Gaskin proposes people’s buy out of power company
Stabroek News
March 3, 2003
Guyanese should not be asked to invest nor allow their pensions funds to be invested in loans to Guyana Power and Light (GPL) under the present management but rather should be encouraged to invest in buying out the government’s partner, AC Power.
This is the view of consumer activist Ramon Gaskin, who in January successfully moved the Court to place a temporary block on increases in electricity tariffs. The case comes up for hearing on March 10.
Gaskin says Guyanese should be urged to buy out AC Power, reconfigure the US$27M allocated for the Unserved Areas Electricity Project so that US$7 million could be invested in reducing the transmission and distribution losses, which would improve GPL’s financial performance. As a result of the improvement in its financial performance the Guyanese-owned GPL could then return the US$7M to the Unserved Areas Project.
Prime Minister Sam Hinds had recently urged individuals and local financial institutions to invest in the cash-strapped GPL. But Gaskin contended that by its own admission, AC Power says GPL is not a good investment.
He pointed out that GPL’s losses last year were $500M and that does not include the $864M in dividends not paid on preferred shares. Also he said that the company has bad debts totalling $$1.1B, which is an indication of poor management of its customer accounts. He pointed that the management agreement’s Year 3 target requires bad debts to be no more than $600M on a revenue base of $12B.
Gaskin also contended that the commercial and technical losses, which had ballooned to 44% when the Year 3 target was set at 24%, meant that GPL incurred more than $2B in wasted production.
Gaskin said for GPL to be attractive to investors it needed to put its technical and financial house in order, contending that if it had met its targets for last year, the company would have shown a profit of $2.7B.
He says that investment in utility companies is not a bad investment as they are often monopolies and people invest in them in the United Kingdom and United States of America.
His buy-out proposal would put the utility in the hands of the Guyanese people and would call for the Government giving up its 50% stake as well. Gaskin said GPL has 120,000 customers and each residential consumer should be asked to pay an additional sum on their monthly bills for this purpose over a three-year period. For residential customers the sum could be set at $800 a month and at $5,000 for commercial concerns. He said that sufficient money could be raised to buy out AC Power’s 50% holding, pointing out that AC Power paid for its holding over three years.

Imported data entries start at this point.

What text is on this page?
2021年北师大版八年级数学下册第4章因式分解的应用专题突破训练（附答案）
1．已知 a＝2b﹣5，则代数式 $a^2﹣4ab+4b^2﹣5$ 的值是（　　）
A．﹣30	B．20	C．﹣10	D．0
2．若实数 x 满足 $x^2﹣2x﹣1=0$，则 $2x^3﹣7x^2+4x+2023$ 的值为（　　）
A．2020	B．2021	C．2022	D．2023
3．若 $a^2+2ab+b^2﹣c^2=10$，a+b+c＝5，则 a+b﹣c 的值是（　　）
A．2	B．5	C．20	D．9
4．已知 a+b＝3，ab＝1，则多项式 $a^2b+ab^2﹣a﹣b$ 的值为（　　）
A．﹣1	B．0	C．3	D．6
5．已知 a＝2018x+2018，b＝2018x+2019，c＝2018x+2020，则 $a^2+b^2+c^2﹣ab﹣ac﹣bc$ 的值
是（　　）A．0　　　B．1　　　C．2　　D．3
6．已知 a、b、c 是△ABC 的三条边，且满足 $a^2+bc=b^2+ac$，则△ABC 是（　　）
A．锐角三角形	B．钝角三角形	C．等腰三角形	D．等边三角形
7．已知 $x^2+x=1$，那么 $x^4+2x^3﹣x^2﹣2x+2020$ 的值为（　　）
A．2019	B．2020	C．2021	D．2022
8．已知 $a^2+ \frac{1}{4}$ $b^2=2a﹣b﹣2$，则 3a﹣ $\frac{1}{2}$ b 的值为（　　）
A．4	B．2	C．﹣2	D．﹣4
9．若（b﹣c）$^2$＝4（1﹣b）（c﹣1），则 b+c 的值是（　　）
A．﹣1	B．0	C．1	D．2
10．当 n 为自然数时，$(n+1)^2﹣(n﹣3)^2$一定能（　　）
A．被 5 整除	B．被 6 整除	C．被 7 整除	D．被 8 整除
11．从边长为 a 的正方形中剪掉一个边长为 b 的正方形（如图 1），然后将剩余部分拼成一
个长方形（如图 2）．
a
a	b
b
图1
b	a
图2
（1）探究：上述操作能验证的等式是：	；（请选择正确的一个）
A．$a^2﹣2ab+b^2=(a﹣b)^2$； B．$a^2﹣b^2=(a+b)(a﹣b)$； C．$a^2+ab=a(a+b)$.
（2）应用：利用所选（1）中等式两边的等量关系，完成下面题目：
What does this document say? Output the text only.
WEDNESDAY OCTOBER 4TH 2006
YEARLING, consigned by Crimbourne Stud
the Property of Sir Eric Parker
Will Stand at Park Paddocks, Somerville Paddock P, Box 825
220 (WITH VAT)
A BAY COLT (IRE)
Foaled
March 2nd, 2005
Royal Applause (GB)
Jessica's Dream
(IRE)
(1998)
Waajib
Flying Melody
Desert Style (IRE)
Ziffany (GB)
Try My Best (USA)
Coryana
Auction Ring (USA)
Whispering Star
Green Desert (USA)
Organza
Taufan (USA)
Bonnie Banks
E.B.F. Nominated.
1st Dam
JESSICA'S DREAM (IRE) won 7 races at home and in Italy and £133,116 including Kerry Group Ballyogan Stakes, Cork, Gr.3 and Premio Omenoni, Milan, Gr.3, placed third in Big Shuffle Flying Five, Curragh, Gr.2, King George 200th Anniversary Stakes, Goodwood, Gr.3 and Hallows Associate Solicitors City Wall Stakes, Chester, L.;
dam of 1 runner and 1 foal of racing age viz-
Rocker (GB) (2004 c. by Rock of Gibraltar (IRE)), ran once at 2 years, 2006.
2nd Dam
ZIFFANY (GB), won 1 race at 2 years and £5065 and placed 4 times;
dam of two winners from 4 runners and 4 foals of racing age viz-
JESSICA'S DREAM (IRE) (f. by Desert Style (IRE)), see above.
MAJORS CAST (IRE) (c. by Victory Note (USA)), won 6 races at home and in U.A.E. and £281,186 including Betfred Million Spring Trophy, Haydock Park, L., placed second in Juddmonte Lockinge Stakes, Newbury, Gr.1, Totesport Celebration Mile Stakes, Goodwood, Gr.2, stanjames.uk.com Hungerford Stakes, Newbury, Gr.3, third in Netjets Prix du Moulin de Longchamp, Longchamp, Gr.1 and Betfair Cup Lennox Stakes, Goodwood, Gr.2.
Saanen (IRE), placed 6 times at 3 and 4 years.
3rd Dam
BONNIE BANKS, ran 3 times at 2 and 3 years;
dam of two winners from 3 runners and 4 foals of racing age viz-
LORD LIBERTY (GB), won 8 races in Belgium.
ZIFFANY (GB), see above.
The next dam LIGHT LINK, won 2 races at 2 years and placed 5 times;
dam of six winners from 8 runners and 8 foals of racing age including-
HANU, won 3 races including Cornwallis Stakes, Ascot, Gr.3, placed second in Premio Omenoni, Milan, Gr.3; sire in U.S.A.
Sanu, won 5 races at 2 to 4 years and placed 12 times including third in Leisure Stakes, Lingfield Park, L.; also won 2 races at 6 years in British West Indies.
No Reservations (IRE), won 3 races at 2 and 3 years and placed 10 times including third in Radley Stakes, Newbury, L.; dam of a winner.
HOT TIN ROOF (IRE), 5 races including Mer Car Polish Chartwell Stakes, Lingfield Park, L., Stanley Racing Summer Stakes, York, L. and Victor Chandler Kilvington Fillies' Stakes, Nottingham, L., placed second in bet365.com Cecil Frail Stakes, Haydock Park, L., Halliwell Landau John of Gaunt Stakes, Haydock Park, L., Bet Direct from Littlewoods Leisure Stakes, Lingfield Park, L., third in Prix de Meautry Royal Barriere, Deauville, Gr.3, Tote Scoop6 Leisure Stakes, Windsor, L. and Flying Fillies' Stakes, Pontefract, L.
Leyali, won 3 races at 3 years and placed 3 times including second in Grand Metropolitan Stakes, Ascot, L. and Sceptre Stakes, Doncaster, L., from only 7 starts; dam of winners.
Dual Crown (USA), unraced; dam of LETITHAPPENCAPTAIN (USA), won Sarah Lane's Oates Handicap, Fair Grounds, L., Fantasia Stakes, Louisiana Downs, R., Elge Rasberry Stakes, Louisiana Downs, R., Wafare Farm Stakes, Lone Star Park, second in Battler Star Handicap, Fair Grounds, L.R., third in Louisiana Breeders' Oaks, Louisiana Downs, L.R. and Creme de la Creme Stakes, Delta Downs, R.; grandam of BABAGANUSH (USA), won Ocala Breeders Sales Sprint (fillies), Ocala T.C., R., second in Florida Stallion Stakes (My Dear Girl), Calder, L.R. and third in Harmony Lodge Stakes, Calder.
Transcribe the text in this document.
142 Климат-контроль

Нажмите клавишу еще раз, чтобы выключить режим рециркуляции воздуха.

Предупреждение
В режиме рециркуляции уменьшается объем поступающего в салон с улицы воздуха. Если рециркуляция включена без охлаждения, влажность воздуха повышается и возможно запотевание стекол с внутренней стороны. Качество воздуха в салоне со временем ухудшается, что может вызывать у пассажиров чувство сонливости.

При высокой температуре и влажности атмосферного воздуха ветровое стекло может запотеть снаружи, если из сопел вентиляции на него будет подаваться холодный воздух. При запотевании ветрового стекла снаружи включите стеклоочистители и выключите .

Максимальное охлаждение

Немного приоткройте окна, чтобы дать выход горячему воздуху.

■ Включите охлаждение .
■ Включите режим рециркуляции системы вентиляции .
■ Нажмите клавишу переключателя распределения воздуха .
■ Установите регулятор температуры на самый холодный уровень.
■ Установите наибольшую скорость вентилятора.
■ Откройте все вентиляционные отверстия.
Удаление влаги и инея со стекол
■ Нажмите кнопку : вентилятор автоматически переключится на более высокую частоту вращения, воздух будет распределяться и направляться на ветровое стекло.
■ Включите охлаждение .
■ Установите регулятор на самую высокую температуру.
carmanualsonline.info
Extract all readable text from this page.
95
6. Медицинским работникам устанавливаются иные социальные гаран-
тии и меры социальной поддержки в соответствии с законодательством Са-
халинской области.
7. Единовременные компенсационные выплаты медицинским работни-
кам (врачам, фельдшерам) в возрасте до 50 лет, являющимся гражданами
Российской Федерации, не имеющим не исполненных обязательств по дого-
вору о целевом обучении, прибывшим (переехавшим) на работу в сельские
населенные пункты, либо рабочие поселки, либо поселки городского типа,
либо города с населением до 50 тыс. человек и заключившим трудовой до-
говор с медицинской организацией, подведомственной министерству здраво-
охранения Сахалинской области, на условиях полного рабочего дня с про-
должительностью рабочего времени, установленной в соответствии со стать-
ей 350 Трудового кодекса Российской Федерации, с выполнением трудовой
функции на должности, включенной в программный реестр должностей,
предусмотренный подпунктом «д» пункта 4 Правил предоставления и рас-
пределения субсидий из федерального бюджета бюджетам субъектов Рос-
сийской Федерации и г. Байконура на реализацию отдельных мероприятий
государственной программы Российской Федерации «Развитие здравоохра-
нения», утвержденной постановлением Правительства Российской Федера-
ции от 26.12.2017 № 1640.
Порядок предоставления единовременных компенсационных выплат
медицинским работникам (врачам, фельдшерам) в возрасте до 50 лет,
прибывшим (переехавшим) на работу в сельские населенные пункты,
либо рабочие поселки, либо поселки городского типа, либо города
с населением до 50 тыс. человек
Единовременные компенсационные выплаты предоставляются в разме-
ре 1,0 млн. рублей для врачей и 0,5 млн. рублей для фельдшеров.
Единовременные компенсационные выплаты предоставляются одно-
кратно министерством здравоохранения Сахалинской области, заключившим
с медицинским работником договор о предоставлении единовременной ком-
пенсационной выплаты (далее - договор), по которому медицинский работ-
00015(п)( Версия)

He added that under Guyanese ownership and control, new managers at far less than the US$3.6M paid to AC Power in management fees could be recruited. In his calculations some US$3M could be saved under the present arrangement of US$2.5M that AC Power is proposing for the new management contract.
He argued that under Guyanese ownership and management, the $700 million in management fees would be eliminated, bad debts would be reduced, there would be a positive impact on the stealing of electricity and the present tariff would be frozen for the next three year.
Also he said because they would now have a stake in GPL, many of the companies turning to self-generation would return to the grid because the costs would be cheaper and the possibility of rolling back tariffs could be explored.
He said that lending money to GPL under its present management would not be a good idea as its management would be in the hands of AC Power as well as control of the board which would raise problems of accountability and transparency.